Salvador Dali, El caballero de la muerte, 1934
Ontem foram discutidos na Assembleia da República quatro
projectos de lei que visavam legalizar a eutanásia. Todos os projectos foram
chumbados. Contudo, segundo alguns deputados, o problema voltará ao parlamento
na próxima legislatura. A questão parece-me demasiado complexa para que não
haja sobre ela uma discussão muito mais ampla e profunda. Até à tomada de
posição do Partido Comunista Português, a questão estava inquinada com a
suspeita de que a oposição à eutanásia se devia, em última análise a motivações
religiosas, as quais não podem ser impostas a não crentes. A recusa do PCP em
apoiar a legalização deslocou a discussão para outro plano que não o religioso.
Há dois problemas que me afligem na legalização da eutanásia.
O deputado comunista João Oliveira argumentou que "a legalização da
eutanásia não pode ser apresentada como matéria de opção ou reserva
individual". É aqui que se encontra um dos principais problemas. Não terá qualquer
pessoa o direito à propriedade de si mesma e a dispor de si e da sua vida como
entender? Não estará incluído no direito de dispor de si o direito a determinar
a sua morte? Coloquemos de lado o espinhoso problema de alguém ser propriedade
de si mesmo. Poderá haver um direito a morrer?
A morte é o momento em que cessa a capacidade de uma pessoa
reivindicar os seus direitos. Reivindicar um direito a morrer é exigir um
direito para fazer cessar a capacidade de reivindicar qualquer direito. Ora os
direitos humanos – onde vem em primeiro lugar o direito à vida – são considerados
no mundo ocidental inalienáveis. Será compatível com a estrutura dos direitos
humanos um suposto direito a morrer, isto é, um direito a alienar todos os seus
direitos? Se considerarmos os direitos humanos – entre eles, o direito à vida –
como incondicionais, então não me parece possível, sem que o direito à vida se
relativize e se torne alienável, invocar um direito a ser auxiliado a morrer.

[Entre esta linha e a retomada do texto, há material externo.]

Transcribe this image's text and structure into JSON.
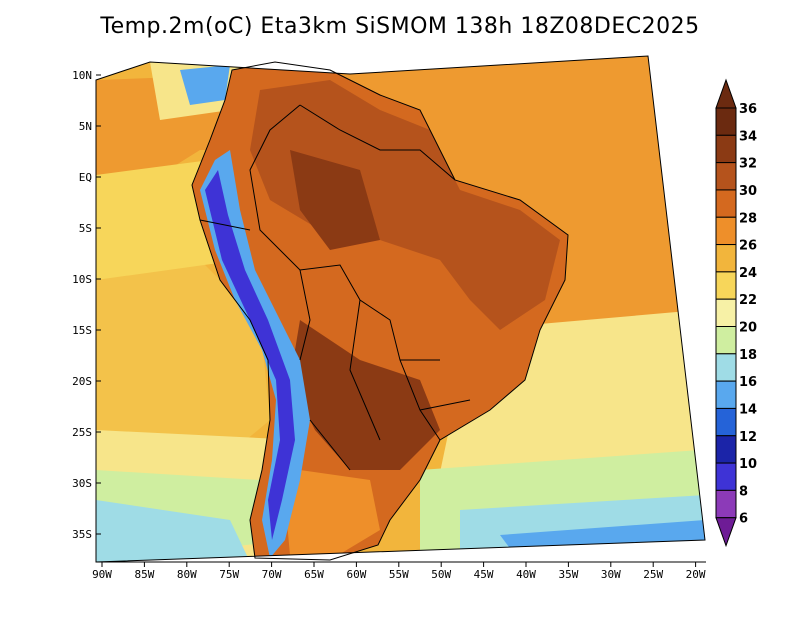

Vejamos o caso de outro ponto de vista. A morte, na verdade,
não é um direito é um facto. Um indivíduo, com poder para isso, pode produzir
esse facto suicidando-se. É um acto privado que se funda numa capacidade
pessoal e não em qualquer direito. Muitos doentes terminais não estão em
condições de o fazer. A defesa da legalização da eutanásia responde a essa
incapacidade criando a possibilidade de, em certas circunstâncias, o Estado não
criminalizar a participação de terceiros na morte daquele que é incapaz de pôr
fim à vida.
O que significa isto? Significa que se passa do suicídio
como acto privado para o suicídio assistido e a eutanásia voluntária como actos
públicos, juridicamente permitidos. Esta transição não é inócua. Será admissível
ao Estado permitir, através do reconhecimento do direito a executar a eutanásia,
que alguém participe na morte de outra pessoa, mesmo que a pedido desta? Se
exceptuarmos o caso extremo da guerra, o Estado não apenas não permite que
alguém mate outra pessoa como se impediu a si próprio de matar. Legalizar a
eutanásia é permitir que alguém ponha fim a uma vida e, se o Serviço Nacional
de Saúde fosse convocado para tal, é conferir a um serviço do Estado o poder de
tirar a vida.
A eutanásia, para além das questões religiosas, as quais
dizem apenas respeito aos crentes e não podem ser projectadas sobre a vida dos
não crentes, e dos dramas terríveis que envolvem as pessoas em estado terminal,
vem colocar em cheque duas crenças fundamentais do nosso modo de vida. Nós
acreditamos que os direitos humanos são incondicionais e inalienáveis. A
permissão da eutanásia mostra-os como relativos e alienáveis. Acreditamos que o
Estado não pode permitir que alguém mate e que ele próprio não pode matar. A
eutanásia vem abrir uma excepção numa crença tida, também ela, como
incondicional. A sociedade precisa de pensar mais maduramente o problema.